THE Australian appointed to head the Government’s exam watchdog will face an exam system in turmoil but Dr Ken Boston is used to tackling difficult situations.

The 59-year-old is director general of education and training in New South Wales, the largest school district in Australia and the country’s largest employer.

Three years ago, he accused teachers of being greedy during a pay dispute. They immediately went on strike. Some 20,000 teachers held a protest rally calling for his sacking. But Dr Boston survived and now describes his relations with the New South Wales Teachers Federation as “cordial”.

The Qualifications and Curriculum Authority’s new pound;120,000-a-year chief executive has an impressive record in vocational education, an area at the heart of ministers’ proposals to overhaul secondary education. He introduced a new framework combining academic and vocational qualifications in Australia, similar to the one envisaged for England.

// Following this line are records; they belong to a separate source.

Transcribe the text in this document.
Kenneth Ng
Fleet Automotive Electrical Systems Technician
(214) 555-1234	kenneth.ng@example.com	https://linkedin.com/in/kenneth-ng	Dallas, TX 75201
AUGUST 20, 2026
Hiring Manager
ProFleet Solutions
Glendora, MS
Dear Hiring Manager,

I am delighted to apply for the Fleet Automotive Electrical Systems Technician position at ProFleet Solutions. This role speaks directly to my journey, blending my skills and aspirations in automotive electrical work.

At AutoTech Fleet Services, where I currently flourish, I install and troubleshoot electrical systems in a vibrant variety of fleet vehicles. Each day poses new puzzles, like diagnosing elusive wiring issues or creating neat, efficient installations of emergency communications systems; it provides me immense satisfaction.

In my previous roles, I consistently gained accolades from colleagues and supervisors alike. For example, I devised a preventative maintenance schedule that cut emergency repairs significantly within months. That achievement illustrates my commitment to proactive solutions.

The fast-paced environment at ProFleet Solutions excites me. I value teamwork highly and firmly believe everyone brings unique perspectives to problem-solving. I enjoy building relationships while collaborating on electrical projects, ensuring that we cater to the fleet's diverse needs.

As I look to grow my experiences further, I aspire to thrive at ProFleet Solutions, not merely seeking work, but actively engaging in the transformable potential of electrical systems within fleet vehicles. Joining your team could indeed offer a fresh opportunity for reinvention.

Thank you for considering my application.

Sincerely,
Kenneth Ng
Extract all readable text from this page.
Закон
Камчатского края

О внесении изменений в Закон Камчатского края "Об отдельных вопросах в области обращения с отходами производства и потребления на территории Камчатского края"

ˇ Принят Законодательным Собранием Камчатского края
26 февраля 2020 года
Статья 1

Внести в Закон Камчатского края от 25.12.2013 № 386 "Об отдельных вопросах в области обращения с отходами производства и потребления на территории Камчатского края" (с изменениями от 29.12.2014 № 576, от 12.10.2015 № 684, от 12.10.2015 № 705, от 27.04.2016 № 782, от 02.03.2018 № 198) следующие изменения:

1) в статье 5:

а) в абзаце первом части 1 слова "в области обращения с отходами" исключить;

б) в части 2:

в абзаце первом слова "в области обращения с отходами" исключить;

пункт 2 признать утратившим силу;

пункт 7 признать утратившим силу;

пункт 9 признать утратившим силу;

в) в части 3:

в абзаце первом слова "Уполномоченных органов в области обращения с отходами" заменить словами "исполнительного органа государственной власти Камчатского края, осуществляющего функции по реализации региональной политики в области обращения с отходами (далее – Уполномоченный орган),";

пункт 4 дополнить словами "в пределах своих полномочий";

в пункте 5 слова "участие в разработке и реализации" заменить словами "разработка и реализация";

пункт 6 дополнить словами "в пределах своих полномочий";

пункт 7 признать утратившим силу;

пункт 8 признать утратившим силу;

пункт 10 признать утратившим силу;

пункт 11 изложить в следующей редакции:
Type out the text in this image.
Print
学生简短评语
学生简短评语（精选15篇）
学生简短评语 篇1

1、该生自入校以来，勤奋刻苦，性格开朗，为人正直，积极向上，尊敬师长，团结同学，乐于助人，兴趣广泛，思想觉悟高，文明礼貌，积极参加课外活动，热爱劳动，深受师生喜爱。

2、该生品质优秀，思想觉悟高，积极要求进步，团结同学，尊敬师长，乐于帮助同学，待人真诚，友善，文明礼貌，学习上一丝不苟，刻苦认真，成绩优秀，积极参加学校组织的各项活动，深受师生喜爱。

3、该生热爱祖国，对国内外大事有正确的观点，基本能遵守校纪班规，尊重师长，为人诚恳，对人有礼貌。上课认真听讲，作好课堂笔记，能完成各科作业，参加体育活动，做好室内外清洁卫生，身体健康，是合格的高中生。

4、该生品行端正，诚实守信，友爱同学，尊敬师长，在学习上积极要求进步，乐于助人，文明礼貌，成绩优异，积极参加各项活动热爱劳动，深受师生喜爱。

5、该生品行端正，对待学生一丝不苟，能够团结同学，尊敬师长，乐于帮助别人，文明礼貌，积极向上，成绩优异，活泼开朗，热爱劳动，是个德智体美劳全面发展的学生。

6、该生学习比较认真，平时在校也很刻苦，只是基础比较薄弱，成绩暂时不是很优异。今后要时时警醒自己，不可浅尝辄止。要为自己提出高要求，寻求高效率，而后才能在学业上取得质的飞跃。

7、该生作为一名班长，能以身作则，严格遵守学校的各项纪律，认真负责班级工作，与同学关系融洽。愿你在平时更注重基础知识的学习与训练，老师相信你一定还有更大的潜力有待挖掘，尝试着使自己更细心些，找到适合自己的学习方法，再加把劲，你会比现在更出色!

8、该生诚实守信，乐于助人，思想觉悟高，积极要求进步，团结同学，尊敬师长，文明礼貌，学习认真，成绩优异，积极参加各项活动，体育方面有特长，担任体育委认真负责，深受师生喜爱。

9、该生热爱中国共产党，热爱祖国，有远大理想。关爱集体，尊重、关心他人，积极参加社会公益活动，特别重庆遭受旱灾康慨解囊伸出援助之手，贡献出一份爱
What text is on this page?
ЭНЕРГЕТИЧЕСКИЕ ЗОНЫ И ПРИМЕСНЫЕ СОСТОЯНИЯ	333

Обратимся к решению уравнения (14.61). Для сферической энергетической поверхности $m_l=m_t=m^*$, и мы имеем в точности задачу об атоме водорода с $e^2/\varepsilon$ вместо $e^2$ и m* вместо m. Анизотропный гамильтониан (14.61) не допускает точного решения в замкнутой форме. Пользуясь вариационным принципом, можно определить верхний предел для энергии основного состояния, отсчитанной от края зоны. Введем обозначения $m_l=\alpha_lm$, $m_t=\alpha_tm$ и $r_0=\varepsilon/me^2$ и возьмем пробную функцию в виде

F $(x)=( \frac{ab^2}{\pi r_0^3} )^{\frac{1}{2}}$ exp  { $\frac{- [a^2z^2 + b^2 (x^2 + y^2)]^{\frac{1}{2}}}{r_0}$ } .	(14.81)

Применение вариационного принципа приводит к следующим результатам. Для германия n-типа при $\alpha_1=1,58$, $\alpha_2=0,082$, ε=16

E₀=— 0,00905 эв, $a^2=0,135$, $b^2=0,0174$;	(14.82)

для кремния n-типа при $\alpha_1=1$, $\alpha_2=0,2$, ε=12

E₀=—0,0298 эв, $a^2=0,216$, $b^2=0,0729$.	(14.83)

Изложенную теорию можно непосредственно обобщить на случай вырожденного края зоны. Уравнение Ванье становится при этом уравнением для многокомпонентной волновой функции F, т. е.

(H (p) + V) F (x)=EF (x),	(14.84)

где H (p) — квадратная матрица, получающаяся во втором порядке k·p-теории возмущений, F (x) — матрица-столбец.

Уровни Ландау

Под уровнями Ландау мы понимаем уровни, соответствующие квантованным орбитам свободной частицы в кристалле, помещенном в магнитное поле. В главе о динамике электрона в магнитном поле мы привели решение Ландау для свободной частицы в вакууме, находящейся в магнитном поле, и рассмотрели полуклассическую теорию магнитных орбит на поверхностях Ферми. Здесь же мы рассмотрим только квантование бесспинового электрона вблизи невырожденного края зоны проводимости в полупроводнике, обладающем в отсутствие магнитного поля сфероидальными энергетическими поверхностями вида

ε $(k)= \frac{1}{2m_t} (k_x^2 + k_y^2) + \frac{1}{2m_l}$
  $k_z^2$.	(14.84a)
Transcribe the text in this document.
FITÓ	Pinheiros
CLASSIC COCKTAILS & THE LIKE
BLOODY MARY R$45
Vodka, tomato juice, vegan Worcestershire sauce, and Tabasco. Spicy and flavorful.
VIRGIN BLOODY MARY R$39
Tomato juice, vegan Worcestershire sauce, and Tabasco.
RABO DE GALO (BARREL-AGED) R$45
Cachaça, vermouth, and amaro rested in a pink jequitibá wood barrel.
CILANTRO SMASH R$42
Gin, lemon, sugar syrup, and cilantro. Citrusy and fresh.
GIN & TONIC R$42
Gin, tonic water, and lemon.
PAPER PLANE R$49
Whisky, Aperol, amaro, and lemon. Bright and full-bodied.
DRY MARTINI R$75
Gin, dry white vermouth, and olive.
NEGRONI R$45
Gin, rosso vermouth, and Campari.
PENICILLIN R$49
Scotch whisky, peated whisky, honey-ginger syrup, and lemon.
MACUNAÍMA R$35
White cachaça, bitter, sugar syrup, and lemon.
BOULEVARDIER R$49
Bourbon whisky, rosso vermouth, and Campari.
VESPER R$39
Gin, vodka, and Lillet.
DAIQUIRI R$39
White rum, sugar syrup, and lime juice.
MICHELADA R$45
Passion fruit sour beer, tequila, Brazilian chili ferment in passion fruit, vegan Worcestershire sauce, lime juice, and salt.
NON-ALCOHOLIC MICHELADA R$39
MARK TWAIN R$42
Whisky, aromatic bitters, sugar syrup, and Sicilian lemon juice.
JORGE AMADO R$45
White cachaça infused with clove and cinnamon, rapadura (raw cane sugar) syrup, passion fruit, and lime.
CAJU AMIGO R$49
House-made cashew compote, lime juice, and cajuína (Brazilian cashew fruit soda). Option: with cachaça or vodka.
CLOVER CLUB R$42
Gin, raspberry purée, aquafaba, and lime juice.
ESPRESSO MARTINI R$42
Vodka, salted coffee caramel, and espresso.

“I really do think there are immense benefits from combining schools and further education,” he told The TES.

“The A-levels certainly are the gold standard and must be protected but we also must build real intellectual rigour and status into vocational education.”

While the Government’s 14 to 19 agenda will occupy much of Dr Boston’s time when he starts in September, of more immediate concern are claims of increased cheating in national tests and an erosion of faith in the exam boards. The QCA will have fresh powers to intervene when awarding bodies make mistakes under the new education Bill.

A catalogue of blunders this summer has led to demands for a radical overhaul of the exam system. David Hart, general secretary of the National Association of Head Teachers, called for Edexcel to be stripped of its examination work.

However, John Dunford, general secretary of the Secondary Heads Association, said the closure of one board would place too great a stress on the others.

Edexcel hit back at claims of incompetence, insisting that a few minor errors out of the thousands of papers taken so far did not represent a system in trouble. Frank Wingate, the exam board’s head of external relations, accused Mr Hart of raising anxiety levels.

It emerged that the school which complained about a paper containing 11 questions but asking students to answer “all nine” had received a correction notice which Edexcel had sent out by registered post. A QCA spokeswoman said: “We are satisfied that Edexcel had a system in place in this instance.”